La paura (di Hamas) corre sul filo. Solo che il filo non si vede. Il gruppo terroristico è inatti in allarme permanente. Dopo anni passati a muoversi in capitali straniere con la sensazione di essere intoccabile sotto l’ombrello diplomatico di Qatar, Turchia e Iran, la leadership del gruppo scopre adesso che nessun luogo è davvero sicuro. L’uccisione a fine novembre del comandante di Hezbollah Haytham Ali Tabatabai, colpito con una precisione che ha fatto tremare più di una cancelleria, ha riacceso tra i dirigenti di Hamas una fifa blu: Israele può colpire ovunque. E lo farà di nuovo.
Lo raccontano funzionari del movimento al quotidiano saudita Asharq al-Awsat: Hamas ha elaborato nuove linee guida di sicurezza per evitare un altro attacco mirato fuori dai territori palestinesi. Non si tratta di raccomandazioni generiche ma di un vero manuale di sopravvivenza, redatto dopo lo strike di settembre a Doha, quando un edificio usato dai leader del movimento venne devastato. Da allora, la leadership vive ogni stanza, ogni corridoio, ogni ascensore come un possibile punto di accesso dell’intelligence israeliana. Camminano guardandosi continuamente alle spalle, poi alzano gli occhi al soffitto, poi ai piedi, poi di lato. Il pericolo potrebbe annidarsi dovunque e questo li sta letteralmente facendo uscire di testa.

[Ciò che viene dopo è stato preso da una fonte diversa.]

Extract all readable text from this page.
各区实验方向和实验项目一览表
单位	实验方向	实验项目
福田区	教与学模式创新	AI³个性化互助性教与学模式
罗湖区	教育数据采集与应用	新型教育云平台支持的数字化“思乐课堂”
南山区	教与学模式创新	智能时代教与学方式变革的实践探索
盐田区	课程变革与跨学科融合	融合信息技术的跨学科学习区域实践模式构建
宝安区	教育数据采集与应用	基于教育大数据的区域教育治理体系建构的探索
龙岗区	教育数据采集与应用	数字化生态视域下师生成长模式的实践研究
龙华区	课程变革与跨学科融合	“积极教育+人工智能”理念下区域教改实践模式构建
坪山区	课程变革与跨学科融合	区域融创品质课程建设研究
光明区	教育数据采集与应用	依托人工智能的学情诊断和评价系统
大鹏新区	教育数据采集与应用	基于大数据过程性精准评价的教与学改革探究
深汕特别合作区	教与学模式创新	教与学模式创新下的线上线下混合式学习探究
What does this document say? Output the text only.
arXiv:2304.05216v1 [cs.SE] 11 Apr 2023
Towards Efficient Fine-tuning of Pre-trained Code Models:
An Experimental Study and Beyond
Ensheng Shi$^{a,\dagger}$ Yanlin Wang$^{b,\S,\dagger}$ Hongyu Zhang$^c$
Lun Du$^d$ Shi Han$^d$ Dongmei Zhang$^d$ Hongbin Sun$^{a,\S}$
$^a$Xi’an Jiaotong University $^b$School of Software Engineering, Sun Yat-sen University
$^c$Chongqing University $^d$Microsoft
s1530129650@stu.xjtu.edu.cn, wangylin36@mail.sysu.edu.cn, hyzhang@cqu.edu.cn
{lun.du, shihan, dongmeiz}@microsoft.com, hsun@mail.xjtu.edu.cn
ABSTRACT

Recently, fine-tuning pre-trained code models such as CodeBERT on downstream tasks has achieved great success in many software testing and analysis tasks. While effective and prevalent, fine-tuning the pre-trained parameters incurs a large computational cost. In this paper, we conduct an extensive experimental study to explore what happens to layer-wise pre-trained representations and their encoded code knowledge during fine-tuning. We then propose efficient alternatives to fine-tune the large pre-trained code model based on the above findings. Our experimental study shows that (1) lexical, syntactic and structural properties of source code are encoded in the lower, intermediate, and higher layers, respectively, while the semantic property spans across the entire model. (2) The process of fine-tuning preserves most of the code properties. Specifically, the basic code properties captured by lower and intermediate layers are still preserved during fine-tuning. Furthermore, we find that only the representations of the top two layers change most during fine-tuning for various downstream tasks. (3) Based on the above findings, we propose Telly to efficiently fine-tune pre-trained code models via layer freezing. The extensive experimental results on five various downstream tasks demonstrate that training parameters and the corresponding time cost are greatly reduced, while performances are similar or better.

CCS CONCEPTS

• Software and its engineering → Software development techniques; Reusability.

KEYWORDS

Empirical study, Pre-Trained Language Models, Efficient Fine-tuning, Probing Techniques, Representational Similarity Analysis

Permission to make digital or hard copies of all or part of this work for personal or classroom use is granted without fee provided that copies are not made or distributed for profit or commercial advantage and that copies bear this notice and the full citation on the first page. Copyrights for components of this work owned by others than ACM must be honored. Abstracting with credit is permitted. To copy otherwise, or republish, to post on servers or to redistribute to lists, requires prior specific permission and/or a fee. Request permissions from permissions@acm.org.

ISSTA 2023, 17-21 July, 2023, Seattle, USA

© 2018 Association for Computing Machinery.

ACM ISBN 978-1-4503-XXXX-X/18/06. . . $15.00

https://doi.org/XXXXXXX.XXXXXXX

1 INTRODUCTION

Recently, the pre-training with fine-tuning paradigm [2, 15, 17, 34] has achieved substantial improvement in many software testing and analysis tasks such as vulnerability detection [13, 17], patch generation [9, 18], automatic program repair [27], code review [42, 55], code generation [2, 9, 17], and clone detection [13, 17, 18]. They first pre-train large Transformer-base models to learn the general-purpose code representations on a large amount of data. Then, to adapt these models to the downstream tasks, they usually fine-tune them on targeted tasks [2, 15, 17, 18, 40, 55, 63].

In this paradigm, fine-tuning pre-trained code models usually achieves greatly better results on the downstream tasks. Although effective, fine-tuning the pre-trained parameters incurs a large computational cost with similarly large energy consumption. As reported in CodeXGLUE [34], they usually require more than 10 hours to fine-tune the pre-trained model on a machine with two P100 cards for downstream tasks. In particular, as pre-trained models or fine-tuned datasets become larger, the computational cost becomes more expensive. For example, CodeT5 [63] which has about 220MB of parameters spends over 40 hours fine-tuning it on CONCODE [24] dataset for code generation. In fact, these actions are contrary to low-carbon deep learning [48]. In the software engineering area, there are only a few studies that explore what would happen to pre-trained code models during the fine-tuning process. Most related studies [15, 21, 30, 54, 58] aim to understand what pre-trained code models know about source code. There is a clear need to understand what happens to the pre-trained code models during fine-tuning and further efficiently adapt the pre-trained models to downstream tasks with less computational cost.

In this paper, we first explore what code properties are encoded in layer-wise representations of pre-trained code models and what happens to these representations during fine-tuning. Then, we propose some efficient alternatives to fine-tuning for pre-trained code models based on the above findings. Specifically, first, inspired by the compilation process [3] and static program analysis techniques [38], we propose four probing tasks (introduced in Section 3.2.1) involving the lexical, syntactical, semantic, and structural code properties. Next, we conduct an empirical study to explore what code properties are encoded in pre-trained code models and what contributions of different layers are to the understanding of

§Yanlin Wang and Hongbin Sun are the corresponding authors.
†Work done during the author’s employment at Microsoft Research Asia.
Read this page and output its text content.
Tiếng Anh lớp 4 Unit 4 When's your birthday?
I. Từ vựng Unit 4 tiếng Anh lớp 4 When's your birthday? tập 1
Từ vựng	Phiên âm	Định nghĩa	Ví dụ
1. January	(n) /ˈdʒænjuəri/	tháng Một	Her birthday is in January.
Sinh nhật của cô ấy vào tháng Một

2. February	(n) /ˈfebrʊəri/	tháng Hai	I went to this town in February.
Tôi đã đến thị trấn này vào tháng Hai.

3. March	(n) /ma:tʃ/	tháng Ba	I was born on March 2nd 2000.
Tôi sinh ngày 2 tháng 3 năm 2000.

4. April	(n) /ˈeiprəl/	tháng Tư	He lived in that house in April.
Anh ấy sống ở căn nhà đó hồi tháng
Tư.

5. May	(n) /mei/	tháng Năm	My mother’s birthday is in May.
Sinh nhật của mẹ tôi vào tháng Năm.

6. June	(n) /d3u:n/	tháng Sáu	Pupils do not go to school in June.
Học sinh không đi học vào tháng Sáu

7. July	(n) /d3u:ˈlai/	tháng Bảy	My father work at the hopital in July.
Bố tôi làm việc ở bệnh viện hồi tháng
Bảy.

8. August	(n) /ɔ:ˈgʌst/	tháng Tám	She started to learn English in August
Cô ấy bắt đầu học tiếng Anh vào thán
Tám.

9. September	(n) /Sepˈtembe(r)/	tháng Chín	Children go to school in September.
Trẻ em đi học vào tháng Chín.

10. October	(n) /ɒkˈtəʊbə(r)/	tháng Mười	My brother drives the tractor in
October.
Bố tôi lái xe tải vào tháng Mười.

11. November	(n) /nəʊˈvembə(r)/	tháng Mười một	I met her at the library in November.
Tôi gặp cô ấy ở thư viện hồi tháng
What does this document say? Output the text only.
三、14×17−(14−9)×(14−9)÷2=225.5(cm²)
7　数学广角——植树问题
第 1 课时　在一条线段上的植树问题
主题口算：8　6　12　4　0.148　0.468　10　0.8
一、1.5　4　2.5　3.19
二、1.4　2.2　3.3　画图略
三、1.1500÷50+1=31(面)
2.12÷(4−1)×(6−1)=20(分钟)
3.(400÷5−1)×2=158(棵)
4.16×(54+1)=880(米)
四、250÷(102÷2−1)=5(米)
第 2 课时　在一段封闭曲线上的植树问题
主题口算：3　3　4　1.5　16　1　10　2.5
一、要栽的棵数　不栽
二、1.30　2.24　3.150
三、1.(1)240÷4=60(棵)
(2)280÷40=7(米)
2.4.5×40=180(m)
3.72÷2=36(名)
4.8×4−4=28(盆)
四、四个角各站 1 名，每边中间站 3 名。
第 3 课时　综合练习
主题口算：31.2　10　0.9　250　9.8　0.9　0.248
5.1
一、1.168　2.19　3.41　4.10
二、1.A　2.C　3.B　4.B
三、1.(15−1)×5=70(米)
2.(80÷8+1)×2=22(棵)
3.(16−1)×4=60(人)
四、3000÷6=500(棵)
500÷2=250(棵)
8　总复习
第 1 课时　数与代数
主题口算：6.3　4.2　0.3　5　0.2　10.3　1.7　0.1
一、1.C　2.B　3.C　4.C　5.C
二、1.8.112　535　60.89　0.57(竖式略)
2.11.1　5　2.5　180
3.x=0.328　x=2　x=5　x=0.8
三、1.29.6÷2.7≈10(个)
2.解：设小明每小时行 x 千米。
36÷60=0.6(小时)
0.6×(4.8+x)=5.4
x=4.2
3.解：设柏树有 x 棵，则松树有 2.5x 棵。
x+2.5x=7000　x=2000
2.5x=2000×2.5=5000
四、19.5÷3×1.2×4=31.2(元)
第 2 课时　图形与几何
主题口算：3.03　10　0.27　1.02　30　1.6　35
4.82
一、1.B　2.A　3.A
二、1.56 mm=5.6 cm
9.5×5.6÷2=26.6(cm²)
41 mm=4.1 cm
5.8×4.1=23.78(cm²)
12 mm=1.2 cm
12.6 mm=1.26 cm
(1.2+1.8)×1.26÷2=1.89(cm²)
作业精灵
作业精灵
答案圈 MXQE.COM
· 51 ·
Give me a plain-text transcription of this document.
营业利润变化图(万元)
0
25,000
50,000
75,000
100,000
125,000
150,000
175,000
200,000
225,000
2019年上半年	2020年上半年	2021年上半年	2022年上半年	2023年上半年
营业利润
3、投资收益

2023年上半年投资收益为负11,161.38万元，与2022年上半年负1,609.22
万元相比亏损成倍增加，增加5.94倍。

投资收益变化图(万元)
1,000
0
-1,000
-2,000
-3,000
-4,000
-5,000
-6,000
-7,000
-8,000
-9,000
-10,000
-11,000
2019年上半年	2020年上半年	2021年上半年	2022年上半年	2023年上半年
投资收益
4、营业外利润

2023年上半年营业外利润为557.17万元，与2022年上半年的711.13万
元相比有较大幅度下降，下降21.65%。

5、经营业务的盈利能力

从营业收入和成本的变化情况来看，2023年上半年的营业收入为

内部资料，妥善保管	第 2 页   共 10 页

Le nuove regole sono diventate molto rigide. I telefoni devono restare a non meno di settanta metri dai luoghi di incontro e lo stesso principio vale per dispositivi elettronici o medici: smartwatch, tablet, dispositivi WiFi. La semplice ragione è che anche da spenti possono essere dei detonatori. E secondo Hamas, i servizi israeliani sanno perfettamente come trasformarli in microfoni o trasmettitori. L’ossessione per lo spionaggio prende forme quasi paranoiche: controllare costantemente gli ambienti, verificare che nessuna telecamera sia stata piazzata da personale delle pulizie, tecnici, o perfino membri della cerchia più stretta. Una pulizia dell’aria più che delle stanze.
Il documento interno, riportato dal quotidiano saudita, parla apertamente di un mosaico di strumenti usati da Israele che sembrano uscire da un romanzo di Daniel Silva: fonti umane a più livelli, telefoni tracciabili, condizionatori trasformabili in sensori di movimento, schermi intelligenti che inviano dati, dispositivi che “contano” il numero di persone in una stanza. Alcuni di questi elementi sono tecnologia comune; altri appartengono al mondo più nebuloso delle capacità avanzate di intelligence. Per Hamas, sono tutti reali. E tutti potenziali killer.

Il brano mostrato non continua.